- Written by: Antoinette Chinonye Nwandu
- Characters: Moses Kitch

Premiere
- Place: Steppenwolf Theatre Company
- Directed by: Danya Taymor

= Pass Over (play) =

2017 play by Antoinette Nwandu

Pass Over is a play by American playwright Antoinette Nwandu. It was inspired by Waiting for Godot by Samuel Beckett and the Book of Exodus, it was written to shed light on the violence on young African American men. Nwandu began writing the play in 2012, after the killing of Trayvon Martin. Pass Over premiered in May 2017 at Steppenwolf Theatre Company in Chicago. It was recorded live and made into a film adaptation by directors Danya Taymor and Spike Lee, and released on Amazon Prime on April 20, 2018. Pass Over was the first play to premiere on Broadway after the COVID-19 pandemic.

== Synopsis ==

=== Act One ===
Passover opens on a lamp post on a ghetto street in current day, but also on 1855 plantation, and also in 13th century BCE Egypt, with Moses just waking up with his friend Kitch watching over him. Moses tells Kitch about how he's finally going to get off the block and the two talk about what their "promised land" will look like. Moses and Kitch talk about the people they know that have been killed by the "po-pos." They talk about the food they will eat, and play games until they are interrupted. Mister appears with a basket full of food that he was bringing to his ill mother. He has gotten completely lost and is so late and tired he decides to not go see her. Moses and Kitch let him rest on the block and Mister offers them the food, the food that they have been dreaming of. The three chat amongst themselves until Mister points how much they use the "n-word", and says that if he can't use it, neither should they. Moses tells him he can't say it because it is not his word. Mister then proclaims that everything is his and makes a hasty exit, but not before Kitch takes his apple pie. The two talk about what just occurred and practice imitating Mister in case a "po-po" shows up. Ossifer then appears and they put their disguise in motion. At first, it works, but after a slip up Ossifer starts harassing and berating them. Moses gives into Ossifer's remarks and he lets them go. They live another day, and now that they are still alive, they can leave the block.

=== Act Two ===
Act two opens the following night, with Moses waking up and Kitch keeping watch as the night before. Despite Moses's wishes, he gives into Kitch by playing the same games as the night before as they talk about what they will have once they "pass over." They list the people they know that have been killed by the "po-pos." Moses comes to the decision that the only way to pass over is for them to kill themselves.
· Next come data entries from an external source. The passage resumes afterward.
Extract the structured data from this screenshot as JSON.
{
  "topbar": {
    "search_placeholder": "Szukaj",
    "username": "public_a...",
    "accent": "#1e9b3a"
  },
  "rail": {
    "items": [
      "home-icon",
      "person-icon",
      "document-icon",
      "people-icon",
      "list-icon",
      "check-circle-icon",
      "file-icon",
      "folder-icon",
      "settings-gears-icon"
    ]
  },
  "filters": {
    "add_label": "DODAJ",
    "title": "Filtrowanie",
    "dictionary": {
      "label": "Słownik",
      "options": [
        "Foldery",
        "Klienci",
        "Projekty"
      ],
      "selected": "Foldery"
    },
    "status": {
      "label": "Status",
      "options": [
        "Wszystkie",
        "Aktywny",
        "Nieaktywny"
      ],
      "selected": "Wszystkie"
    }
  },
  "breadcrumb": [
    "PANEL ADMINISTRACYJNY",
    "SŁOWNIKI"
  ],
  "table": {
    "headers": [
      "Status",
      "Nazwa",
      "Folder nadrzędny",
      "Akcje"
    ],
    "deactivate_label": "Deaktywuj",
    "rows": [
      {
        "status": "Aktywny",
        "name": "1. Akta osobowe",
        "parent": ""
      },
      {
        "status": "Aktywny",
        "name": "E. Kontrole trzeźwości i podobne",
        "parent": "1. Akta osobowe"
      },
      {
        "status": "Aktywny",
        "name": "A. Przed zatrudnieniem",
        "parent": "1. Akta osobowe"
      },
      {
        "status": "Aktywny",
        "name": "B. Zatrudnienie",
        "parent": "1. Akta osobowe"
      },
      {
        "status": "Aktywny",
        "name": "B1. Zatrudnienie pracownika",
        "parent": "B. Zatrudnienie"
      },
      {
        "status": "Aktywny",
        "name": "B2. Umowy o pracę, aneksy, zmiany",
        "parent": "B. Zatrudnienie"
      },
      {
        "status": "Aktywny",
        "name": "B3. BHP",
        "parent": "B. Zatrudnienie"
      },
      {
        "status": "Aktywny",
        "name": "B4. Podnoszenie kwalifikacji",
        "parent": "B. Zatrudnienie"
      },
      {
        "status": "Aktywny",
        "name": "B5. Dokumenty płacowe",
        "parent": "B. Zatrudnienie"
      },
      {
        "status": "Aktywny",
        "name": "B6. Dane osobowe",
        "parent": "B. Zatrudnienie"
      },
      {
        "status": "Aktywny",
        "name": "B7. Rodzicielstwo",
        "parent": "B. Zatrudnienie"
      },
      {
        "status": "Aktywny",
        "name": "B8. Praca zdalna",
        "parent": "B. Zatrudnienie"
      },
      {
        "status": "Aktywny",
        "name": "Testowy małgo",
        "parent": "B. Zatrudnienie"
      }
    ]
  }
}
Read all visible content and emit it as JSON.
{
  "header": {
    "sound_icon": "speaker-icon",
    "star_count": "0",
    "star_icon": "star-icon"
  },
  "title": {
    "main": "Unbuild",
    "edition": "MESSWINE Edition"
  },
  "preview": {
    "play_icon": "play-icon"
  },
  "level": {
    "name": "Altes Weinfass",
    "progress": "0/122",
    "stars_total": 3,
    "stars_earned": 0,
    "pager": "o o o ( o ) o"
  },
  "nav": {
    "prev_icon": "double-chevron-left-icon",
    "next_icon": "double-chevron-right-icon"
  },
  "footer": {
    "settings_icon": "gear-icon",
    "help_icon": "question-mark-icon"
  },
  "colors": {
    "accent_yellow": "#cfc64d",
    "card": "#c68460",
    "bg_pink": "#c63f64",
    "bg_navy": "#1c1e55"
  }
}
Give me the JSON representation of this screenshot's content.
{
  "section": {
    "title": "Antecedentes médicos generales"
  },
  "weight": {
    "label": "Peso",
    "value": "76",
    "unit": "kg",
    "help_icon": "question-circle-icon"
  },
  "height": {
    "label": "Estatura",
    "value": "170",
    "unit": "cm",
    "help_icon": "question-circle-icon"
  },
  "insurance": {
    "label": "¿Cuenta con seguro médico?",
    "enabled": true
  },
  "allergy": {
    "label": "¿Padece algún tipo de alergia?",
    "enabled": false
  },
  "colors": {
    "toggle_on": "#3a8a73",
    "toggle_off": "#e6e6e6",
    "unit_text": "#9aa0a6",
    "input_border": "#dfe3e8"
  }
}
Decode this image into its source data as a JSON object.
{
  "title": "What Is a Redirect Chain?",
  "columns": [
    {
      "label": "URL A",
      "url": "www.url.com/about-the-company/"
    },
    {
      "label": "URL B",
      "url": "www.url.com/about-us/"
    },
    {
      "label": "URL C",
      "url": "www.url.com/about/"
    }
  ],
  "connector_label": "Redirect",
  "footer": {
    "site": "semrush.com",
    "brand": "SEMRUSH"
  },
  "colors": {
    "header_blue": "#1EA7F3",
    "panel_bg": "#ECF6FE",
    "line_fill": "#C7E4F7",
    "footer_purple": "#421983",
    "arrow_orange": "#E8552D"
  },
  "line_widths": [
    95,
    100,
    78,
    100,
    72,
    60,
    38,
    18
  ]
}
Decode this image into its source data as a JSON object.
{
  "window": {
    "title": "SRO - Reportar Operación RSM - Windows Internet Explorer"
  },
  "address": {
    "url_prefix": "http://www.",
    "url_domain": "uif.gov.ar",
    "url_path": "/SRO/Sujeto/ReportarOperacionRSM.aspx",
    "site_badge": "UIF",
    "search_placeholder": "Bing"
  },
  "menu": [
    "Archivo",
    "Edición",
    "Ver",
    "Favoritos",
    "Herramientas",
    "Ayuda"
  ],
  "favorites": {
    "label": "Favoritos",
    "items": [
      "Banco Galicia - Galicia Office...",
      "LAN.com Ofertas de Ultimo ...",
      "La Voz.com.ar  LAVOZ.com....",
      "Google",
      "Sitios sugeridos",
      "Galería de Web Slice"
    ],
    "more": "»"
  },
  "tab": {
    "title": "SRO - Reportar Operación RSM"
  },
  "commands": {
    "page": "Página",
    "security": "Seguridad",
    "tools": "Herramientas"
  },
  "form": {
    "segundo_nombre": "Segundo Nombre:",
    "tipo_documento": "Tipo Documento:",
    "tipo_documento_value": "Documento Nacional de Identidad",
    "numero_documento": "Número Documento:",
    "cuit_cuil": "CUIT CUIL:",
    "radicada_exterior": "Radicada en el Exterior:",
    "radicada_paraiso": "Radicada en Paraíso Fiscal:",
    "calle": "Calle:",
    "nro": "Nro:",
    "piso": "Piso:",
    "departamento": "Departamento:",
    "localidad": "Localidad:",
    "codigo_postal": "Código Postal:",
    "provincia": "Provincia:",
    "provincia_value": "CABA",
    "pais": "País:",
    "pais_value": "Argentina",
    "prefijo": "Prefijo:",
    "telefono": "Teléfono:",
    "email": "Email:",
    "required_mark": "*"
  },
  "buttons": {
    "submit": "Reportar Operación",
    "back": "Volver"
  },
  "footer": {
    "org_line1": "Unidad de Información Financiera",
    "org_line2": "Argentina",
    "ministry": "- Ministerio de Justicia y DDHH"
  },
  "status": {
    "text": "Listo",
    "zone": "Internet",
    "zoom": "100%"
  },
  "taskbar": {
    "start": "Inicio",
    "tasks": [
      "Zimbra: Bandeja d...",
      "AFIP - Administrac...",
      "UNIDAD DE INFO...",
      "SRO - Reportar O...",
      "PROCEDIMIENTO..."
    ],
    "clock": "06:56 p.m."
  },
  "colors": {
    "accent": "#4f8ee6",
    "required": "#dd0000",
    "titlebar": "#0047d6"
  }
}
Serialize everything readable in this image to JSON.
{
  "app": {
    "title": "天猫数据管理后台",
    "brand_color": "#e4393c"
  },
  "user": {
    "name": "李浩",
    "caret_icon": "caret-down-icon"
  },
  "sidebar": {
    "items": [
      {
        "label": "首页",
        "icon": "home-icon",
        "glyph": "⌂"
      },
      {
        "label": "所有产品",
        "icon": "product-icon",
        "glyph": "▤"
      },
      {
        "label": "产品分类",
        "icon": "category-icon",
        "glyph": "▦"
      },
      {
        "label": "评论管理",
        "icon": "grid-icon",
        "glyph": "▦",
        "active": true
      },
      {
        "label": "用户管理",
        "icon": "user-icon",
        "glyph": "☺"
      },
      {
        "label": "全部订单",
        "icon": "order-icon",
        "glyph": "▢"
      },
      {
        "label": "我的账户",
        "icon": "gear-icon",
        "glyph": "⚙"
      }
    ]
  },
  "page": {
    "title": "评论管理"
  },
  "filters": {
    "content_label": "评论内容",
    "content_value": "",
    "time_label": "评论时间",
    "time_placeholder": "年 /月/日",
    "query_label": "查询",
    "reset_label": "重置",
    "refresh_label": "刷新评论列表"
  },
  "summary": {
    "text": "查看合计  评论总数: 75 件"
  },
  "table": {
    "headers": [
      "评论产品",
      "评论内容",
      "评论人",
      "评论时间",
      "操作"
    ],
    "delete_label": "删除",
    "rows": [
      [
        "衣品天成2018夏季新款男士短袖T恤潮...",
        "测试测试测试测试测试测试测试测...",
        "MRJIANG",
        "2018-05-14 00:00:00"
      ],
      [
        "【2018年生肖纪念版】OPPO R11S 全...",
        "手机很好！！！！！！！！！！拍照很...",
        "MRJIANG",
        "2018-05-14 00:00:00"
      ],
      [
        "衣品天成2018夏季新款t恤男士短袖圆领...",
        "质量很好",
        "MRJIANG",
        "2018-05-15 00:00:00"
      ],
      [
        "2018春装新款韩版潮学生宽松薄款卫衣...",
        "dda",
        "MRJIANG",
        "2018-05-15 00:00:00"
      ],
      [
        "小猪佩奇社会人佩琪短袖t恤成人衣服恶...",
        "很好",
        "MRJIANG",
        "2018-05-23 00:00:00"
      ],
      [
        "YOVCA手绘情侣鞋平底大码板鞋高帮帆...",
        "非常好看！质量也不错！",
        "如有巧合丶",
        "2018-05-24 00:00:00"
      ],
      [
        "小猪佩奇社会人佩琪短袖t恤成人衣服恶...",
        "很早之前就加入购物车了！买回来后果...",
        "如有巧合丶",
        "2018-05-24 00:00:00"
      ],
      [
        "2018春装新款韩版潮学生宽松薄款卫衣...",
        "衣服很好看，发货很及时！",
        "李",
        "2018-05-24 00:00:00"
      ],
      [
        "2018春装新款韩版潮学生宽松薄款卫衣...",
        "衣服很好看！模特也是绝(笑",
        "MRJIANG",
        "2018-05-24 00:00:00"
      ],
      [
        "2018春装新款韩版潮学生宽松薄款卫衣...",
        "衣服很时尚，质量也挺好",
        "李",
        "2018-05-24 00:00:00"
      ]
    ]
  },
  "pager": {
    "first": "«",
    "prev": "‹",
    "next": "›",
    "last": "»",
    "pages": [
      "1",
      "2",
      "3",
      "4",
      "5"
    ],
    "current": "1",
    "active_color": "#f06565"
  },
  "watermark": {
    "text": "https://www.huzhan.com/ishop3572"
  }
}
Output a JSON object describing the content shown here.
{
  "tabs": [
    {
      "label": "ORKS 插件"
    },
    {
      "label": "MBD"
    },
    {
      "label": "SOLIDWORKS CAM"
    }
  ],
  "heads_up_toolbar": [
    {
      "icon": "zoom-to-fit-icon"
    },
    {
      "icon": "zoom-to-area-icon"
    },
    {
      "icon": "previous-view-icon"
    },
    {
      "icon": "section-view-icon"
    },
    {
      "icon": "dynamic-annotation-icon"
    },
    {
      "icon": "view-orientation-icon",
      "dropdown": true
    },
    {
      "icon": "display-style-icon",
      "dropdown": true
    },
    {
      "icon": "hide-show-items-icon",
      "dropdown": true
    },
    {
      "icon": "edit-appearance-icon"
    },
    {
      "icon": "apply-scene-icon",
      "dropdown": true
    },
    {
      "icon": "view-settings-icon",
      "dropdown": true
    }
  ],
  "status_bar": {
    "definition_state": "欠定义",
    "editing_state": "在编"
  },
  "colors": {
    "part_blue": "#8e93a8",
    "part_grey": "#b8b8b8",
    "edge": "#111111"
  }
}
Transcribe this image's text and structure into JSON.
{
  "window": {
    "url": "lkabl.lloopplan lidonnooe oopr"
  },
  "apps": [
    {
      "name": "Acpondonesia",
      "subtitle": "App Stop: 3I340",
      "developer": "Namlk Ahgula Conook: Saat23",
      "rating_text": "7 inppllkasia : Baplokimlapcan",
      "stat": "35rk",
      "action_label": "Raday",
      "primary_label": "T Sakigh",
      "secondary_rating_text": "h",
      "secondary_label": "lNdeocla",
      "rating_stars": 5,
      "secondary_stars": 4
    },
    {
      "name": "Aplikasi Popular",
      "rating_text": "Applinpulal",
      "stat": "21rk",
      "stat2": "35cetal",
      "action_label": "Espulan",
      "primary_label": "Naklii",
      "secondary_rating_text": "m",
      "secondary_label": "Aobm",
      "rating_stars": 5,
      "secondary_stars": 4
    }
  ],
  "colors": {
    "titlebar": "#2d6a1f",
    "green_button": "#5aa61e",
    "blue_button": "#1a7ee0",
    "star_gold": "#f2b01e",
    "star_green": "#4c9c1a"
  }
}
He asks Kitch to hit him over the head with a rock. Kitch protests because no one will be there to kill him, so they agree to make the first hit soft enough to survive long enough to kill the other one. As Kitch winds up to hit Moses, Ossifer appears. Ossifer goes back to harassing the two and frisking them, when Moses takes a stand against him and asks for Ossifer to kill him. When Ossifer realizes he cannot hold power over Moses with violence anymore, he turns his violence onto Kitch. Then the space changes. Moses now has the power. He uses the "plagues" against Ossifer and takes all the power from him, leaving him unable to do anything. Moses then purges the evil out of Ossifer. Ossifer lets the men go and leaves a husk. The sun rises and the two celebrate. As they are leaving the block, Mister appears. Mister doesn't recognize them and pulls out a gun, and kills Moses. The play ends with a monologue from Mister, and Moses not getting off the block.

== Characters ==

- Moses — A young, sad, angry, courageous black man from the ghetto with a name to live up to. But, also a slave driver, but also the prophesied leader of God's chosen people.
- Kitch — A young, loving, and kind black man from the ghetto who is Moses's best friend. But, also a slave, but also one of God's chosen people.
- Mister — A slightly older, earnest, wholesome, and terrified white man who is not from around here. His name, Master, has been passed down to him from his family. But, also a plantation owner, but also Pharaoh's son.
- Ossifer — An intimidating yet terrified white man, around Mister's age, who is a law enforcer. Not from around here, but always here. But, also a patroller, but also in the Pharaoh's army.